Il n’empêche que j’ai été séduit par ce très beau texte, une lente méditation à deux voix musulmanes sur l’art de gouverner, le déclin des empires et de leurs civilisations : entre le conquérant asiatique Tamerlan et l’Africain philosophe de l’histoire Ibn Khaldoun – il était d’origine tunisienne – durant le siège de Damas, en 1401. Ibn Khaldoun est supposé envoyé en ambassade auprès de Tamerlan pour tenter, en négociant une reddition, d’éviter la destruction de Damas, ce haut lieu musulman, ancienne capitale des Omeyyades.

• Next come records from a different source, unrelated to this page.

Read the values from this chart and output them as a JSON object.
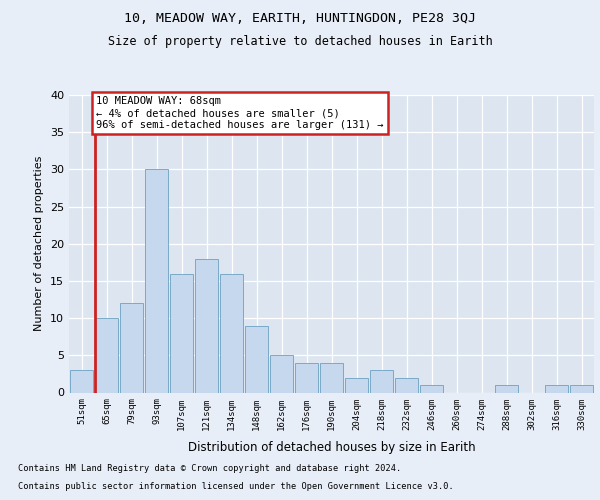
{
  "title1": "10, MEADOW WAY, EARITH, HUNTINGDON, PE28 3QJ",
  "title2": "Size of property relative to detached houses in Earith",
  "xlabel": "Distribution of detached houses by size in Earith",
  "ylabel": "Number of detached properties",
  "bar_labels": [
    "51sqm",
    "65sqm",
    "79sqm",
    "93sqm",
    "107sqm",
    "121sqm",
    "134sqm",
    "148sqm",
    "162sqm",
    "176sqm",
    "190sqm",
    "204sqm",
    "218sqm",
    "232sqm",
    "246sqm",
    "260sqm",
    "274sqm",
    "288sqm",
    "302sqm",
    "316sqm",
    "330sqm"
  ],
  "bar_values": [
    3,
    10,
    12,
    30,
    16,
    18,
    16,
    9,
    5,
    4,
    4,
    2,
    3,
    2,
    1,
    0,
    0,
    1,
    0,
    1,
    1
  ],
  "bar_color": "#c5d8ee",
  "bar_edge_color": "#7aaac8",
  "highlight_line_color": "#cc2222",
  "annotation_title": "10 MEADOW WAY: 68sqm",
  "annotation_line1": "← 4% of detached houses are smaller (5)",
  "annotation_line2": "96% of semi-detached houses are larger (131) →",
  "footnote1": "Contains HM Land Registry data © Crown copyright and database right 2024.",
  "footnote2": "Contains public sector information licensed under the Open Government Licence v3.0.",
  "bg_color": "#e8eef8",
  "plot_bg_color": "#dce5f0",
  "ylim": [
    0,
    40
  ],
  "yticks": [
    0,
    5,
    10,
    15,
    20,
    25,
    30,
    35,
    40
  ]
}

On pouvait craindre qu’un tel sujet fût un peu trop “ statique ” pour faire du bon théâtre. Timothée Roux a fort habilement, et avec une grande sûreté d’instinct, tourné la difficulté en mettant ce qu’il faut de suspens pour maintenir la tension : Ibn Khaldoun réussira-t-il à convaincre son interlocuteur, ou Damas brûlera-t-elle ?
Je pense donc que nous avons cet automne l’occasion de voir là un spectacle de haute tenue littéraire et peutêtre ainsi la chance d’assister à la naissance d’un nouveau talent dramatique. Il ne faut pas laisser passer cela.